Bob Perrin bought the 98-year-old building at the corner of 18th and Howard Streets for $470,000. He said he wants to restore it and convert it into condominiums or offices eventually.

A downtown building that Douglas County may demolish for a proposed justice center should be declared a local landmark, the Omaha Planning Board decided Wednesday.

The board voted 7-0 to recommend that the City Council grant a request from preservationists to declare 420 S. 18th St. a local landmark. The city’s Landmarks Heritage Preservation Commission had voted in August to recommend landmark status for the property.

The Planning Board vote followed the City Planning Department’s recommendation. In an interview after the meeting, City Planning Director David Fanslau said the Planning Board vote and his staff’s backing of the landmark status do not constitute a position on the county’s proposed justice center project.

“It is strictly their opinion, and our opinion, on the building as it sits right now, its historical significance,” Fanslau said. “And if it’s worthy of local designation.”

Planning Board member David Rosacker, who has done historic renovations during his career as a builder for more than 45 years, said it bothers him when “good old buildings get torn down.”

“When you see an old building that has character, whether it’s a building you particularly like or not is really irrelevant. They have character,” Rosacker said. “It’s a valid thing for us to be able to consider opportunities to protect them.”
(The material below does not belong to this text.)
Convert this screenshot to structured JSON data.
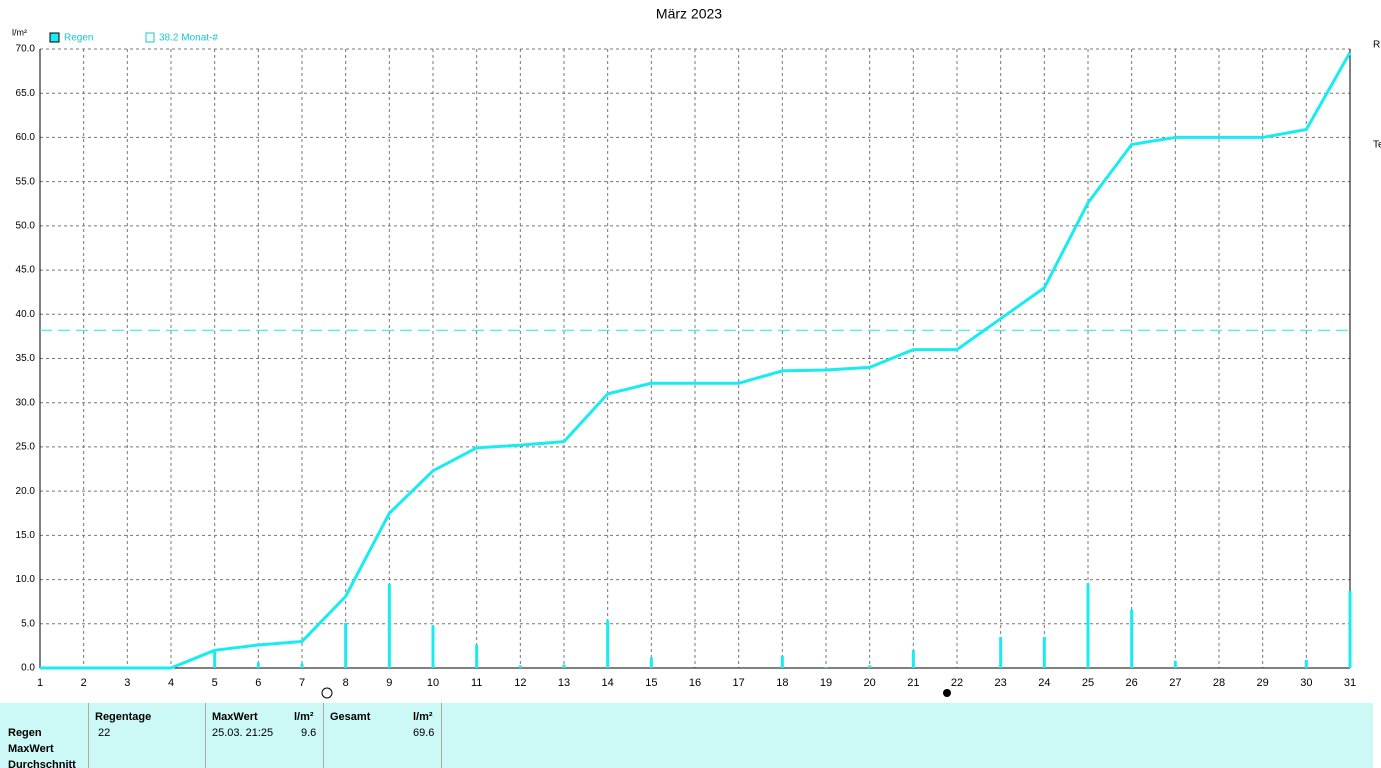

The county wants the building as part of the site for a proposed justice center. The proposal calls for two buildings and a parking garage. A 10-story courthouse annex would be built at the southwest corner of 18th and Harney Streets. And a new juvenile detention center would be built next door on land that includes 420 S. 18th St.

The owner, architect Bob Perrin, doesn’t want to sell the property. He says he wants to preserve and renovate the building into retail space and apartments. He has filed a lawsuit to try to stop the county’s eminent domain action. A judge issued a temporary restraining order in September that prohibits the county from taking title to the property until after the judge can hear Perrin’s arguments.

The landmark designation could go to the City Council in about four to six weeks. Because of Perrin’s lawsuit, it now appears likely that the council would consider the landmark designation before the county could take possession of the building and demolish it.

But the designation might be moot, legally. Typically, a landmark designation offers a building some protection from being demolished. But it’s unclear what effect, if any, landmark status would have on the county’s legal ability to tear down Perrin’s building, because the county’s eminent domain case was already underway when the landmark application was made.

However, Perrin is hoping the designation will help his cause in the court of public opinion. He said in September that he hoped a landmark designation would help convince county officials and the public that his building has historical value.

Brian Whetstone, with the preservationist group Restoration Exchange Omaha, applied for the landmark status. He contended that the building qualified on grounds of its historical uses: as an automobile dealership in the early days of cars in Omaha and later for soil and concrete testing by the U.S. Army Corps of Engineers.

Perrin called the building a historical gem “that has been hiding in plain sight.” He urged the Planning Board to endorse the landmark status as “recognition that we do have an historic property that we just didn’t know about.”

Rosacker enthusiastically concurred.

“It’s got its own character, but it’s got the flexibility for it to become a vibrant part of the downtown,” he said. “So I think it’s really worth our consideration as a landmark to be able to help preserve that opportunity.”